Don Norman: Designing For People

Nielsen Norman Group

Do Industrial Designers have a future?

An industrial Designer just asked (edited slightly):

What is the industrial design's value in the future?

With electronics  getting smaller and smarter, it seems that we don't need industrial designer any more. Today it is interaction and service designers who are in the spotlight. What is your opinion?

The question, basically, is whether the field of Industrial Design has a future. Huh?  If anything, ID is needed more now than ever.

Perhaps the confusion  is in the definition of an Industrial Designer.  I must admit to suffering from this same confusion. For example, am I an industrial designer? I'm a member of IDSA, the Industrial Design Society of America. I consider myself an interaction designer, but why isn't that a sub-category of ID? The same with service design.

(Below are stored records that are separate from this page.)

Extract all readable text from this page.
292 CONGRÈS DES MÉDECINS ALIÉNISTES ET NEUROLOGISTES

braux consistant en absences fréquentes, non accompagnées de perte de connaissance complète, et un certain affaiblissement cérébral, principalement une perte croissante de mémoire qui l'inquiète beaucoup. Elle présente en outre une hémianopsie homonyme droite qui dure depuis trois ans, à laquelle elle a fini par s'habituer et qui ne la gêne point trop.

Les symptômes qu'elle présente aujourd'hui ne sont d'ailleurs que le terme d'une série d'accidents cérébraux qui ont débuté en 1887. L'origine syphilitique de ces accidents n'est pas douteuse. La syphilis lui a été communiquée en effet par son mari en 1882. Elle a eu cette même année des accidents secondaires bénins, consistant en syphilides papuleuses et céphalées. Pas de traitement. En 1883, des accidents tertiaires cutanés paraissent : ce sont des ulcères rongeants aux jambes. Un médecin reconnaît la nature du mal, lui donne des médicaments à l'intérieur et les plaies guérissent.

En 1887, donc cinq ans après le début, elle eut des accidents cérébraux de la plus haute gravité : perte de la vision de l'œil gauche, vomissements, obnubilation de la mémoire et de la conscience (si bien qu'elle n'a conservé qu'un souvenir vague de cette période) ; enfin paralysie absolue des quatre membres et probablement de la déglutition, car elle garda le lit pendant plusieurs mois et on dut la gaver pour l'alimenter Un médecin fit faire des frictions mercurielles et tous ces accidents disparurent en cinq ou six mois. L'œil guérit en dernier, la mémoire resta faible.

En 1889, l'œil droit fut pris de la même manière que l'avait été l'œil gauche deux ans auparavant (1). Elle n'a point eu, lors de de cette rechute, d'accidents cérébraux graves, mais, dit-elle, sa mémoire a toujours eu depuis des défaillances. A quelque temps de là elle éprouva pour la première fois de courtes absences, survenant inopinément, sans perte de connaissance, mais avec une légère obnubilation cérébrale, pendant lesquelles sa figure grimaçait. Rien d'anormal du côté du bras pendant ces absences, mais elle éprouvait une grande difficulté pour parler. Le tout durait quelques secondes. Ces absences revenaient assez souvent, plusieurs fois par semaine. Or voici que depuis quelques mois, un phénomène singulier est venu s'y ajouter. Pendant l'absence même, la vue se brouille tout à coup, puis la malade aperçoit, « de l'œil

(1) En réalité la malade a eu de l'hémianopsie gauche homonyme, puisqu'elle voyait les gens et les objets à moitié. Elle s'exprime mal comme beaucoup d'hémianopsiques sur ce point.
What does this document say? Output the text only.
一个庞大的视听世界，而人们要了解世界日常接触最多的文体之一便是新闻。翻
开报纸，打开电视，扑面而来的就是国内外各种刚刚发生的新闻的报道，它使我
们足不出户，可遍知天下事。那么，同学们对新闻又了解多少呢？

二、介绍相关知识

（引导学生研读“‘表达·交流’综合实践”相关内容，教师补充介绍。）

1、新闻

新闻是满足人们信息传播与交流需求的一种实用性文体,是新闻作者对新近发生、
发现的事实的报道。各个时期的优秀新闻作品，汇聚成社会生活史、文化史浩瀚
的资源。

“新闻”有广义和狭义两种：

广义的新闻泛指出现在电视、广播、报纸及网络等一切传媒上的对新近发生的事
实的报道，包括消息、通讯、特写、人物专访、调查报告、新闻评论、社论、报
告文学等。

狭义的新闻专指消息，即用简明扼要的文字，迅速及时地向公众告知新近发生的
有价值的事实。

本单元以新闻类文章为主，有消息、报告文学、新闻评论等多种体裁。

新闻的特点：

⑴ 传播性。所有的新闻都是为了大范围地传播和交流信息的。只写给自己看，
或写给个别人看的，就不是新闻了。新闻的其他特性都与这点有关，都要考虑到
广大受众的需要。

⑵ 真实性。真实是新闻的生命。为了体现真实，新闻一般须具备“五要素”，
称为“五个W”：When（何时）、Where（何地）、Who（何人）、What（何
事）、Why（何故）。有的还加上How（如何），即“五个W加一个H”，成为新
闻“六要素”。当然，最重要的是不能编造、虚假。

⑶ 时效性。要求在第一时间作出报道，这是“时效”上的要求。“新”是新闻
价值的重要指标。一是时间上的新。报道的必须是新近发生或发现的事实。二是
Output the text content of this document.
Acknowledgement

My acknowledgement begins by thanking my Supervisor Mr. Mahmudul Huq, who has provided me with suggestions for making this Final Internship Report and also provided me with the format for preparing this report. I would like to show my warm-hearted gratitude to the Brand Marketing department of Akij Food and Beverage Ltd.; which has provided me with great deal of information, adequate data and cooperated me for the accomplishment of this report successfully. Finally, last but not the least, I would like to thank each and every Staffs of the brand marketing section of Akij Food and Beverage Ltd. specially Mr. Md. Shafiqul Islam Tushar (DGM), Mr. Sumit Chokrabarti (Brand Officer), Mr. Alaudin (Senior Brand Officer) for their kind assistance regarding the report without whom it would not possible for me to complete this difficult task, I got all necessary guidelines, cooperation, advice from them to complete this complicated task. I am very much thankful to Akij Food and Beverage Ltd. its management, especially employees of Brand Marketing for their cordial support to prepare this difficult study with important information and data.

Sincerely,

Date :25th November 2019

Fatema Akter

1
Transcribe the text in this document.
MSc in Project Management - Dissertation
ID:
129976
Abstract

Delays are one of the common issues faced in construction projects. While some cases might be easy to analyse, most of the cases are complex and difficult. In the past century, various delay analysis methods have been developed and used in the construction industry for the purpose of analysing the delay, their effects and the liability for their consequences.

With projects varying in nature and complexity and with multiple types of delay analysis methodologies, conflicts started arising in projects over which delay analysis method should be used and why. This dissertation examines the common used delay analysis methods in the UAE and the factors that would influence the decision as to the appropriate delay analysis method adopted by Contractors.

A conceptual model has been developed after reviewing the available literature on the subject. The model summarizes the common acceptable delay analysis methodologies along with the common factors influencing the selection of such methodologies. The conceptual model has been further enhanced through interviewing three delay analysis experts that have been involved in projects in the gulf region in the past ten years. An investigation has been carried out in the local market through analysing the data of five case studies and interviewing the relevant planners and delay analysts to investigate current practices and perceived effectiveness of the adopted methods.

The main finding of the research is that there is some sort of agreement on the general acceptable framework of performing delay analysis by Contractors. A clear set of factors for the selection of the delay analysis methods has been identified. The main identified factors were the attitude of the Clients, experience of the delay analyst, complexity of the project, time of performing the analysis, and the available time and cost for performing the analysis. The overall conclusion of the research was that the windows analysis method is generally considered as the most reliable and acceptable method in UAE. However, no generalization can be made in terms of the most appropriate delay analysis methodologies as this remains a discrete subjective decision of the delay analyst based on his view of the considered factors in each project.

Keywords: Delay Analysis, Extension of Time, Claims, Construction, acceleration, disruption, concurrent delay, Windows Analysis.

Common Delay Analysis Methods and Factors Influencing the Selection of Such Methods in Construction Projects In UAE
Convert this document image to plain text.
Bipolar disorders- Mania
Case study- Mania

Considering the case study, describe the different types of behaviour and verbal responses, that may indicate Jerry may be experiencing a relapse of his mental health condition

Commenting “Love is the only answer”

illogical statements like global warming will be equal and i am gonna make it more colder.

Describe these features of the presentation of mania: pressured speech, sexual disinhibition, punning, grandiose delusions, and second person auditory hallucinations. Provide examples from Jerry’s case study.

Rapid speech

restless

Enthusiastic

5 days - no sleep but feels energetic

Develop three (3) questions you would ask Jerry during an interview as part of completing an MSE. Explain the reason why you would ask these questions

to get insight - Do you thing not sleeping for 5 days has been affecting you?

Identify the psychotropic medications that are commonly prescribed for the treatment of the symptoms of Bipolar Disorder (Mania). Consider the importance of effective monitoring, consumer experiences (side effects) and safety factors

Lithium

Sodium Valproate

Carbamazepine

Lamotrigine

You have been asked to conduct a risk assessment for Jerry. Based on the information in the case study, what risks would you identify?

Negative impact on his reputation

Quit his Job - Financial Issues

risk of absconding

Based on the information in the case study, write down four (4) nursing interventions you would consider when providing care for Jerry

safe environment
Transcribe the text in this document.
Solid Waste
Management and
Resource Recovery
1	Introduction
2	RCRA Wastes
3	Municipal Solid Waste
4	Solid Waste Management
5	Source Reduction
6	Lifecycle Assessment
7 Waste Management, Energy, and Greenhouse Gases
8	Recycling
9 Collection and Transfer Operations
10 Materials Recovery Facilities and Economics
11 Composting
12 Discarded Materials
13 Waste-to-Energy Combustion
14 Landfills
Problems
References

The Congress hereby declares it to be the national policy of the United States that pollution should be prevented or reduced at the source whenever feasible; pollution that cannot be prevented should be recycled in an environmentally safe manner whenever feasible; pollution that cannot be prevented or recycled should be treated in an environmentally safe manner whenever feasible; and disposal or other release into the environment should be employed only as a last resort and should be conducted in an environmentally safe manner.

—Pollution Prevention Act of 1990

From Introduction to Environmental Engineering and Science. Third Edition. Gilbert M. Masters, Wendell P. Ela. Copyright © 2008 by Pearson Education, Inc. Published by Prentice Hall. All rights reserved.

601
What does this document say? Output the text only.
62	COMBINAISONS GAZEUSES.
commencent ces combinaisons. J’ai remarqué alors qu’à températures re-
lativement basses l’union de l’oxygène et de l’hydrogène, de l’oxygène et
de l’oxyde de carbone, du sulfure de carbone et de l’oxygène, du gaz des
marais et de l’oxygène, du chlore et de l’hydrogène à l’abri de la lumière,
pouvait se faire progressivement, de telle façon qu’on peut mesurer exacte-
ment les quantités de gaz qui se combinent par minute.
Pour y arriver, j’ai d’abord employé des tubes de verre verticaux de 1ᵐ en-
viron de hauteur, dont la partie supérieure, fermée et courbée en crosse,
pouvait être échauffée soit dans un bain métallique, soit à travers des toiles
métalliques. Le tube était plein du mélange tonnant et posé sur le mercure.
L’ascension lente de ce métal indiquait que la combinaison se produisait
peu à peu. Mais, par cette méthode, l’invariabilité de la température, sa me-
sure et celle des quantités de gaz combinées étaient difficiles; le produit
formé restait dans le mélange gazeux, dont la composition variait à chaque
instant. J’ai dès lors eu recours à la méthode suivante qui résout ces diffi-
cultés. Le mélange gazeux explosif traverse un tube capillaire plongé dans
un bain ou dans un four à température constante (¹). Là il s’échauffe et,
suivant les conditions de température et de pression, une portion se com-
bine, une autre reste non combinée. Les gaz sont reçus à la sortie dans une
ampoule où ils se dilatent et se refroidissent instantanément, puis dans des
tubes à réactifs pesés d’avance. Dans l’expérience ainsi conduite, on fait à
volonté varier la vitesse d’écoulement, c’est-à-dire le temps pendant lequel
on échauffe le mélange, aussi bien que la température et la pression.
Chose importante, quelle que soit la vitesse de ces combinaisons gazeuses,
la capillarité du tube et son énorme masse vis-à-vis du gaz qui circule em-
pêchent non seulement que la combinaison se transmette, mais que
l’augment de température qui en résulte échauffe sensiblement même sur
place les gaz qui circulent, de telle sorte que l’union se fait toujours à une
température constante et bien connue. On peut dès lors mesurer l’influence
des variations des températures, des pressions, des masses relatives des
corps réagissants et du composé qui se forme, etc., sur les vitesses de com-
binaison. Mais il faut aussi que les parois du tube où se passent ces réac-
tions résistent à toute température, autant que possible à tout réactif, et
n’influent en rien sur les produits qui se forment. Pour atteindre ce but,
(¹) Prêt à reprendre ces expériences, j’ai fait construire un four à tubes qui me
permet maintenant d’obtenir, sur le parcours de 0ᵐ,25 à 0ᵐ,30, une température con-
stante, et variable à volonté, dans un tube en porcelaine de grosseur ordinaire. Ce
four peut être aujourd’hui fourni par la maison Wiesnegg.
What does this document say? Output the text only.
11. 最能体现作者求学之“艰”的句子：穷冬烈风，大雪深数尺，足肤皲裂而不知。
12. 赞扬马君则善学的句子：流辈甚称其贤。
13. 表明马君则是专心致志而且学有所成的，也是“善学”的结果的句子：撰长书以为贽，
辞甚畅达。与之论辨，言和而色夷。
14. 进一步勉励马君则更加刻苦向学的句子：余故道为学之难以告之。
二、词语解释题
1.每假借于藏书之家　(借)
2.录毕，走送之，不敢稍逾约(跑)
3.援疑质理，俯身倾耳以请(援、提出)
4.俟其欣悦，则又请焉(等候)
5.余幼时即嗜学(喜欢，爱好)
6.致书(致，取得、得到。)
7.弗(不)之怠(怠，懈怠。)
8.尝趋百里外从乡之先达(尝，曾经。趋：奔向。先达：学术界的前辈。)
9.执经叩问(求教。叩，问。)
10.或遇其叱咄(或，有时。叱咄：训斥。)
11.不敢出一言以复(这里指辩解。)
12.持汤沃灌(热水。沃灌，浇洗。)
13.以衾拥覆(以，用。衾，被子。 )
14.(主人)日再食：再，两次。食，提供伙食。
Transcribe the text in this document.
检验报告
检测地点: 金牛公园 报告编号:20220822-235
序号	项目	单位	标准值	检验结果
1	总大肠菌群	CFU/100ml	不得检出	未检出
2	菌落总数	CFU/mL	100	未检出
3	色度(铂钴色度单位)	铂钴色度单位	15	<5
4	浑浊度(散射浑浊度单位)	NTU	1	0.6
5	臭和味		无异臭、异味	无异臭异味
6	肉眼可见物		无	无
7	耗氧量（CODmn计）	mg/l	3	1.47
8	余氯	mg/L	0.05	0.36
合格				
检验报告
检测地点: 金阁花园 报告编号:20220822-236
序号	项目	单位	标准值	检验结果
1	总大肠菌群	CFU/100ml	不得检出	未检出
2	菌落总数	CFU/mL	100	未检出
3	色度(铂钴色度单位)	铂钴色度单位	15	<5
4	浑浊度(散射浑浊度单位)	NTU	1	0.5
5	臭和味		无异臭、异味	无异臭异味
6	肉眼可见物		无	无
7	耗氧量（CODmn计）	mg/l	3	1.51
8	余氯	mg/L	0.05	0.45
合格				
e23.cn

Well, I recently heard a talk by a great industrial designer who does brilliant work,but who clearly was clueless about interactive design.  Traditinal designers are mostly taught form and styling. They learn about materials and manufacturing. All that is very important, but it isn't all there is to design. Design, like all disciplines, changes with the times. New technologies, new activities demand new skills.

Now that computer chips are embedded into almost everything, now that devices become smaller, sleeker, and more complex inside, the Industrial Design has to change to take advantage of the great new opportunities that these changes afford. (Hey, there is that word "affordance" sneaking its way into my conversation.)  In a similar way, service design requires new techniques and new approaches. Neither service design nor interaction design requires an understanding of materials or manufacturing practices. But they still require trained designers.

Do we still need ID? No, not the old-fashioned kind of ID. What we really need is a new breed of designer, one who can work across disciplines, one who understands human beings, business, and technology. The traditional industrial designer is too limited. We need a new breed of modern designers. 

Hmm, sounds like a great topic for my Core77 column.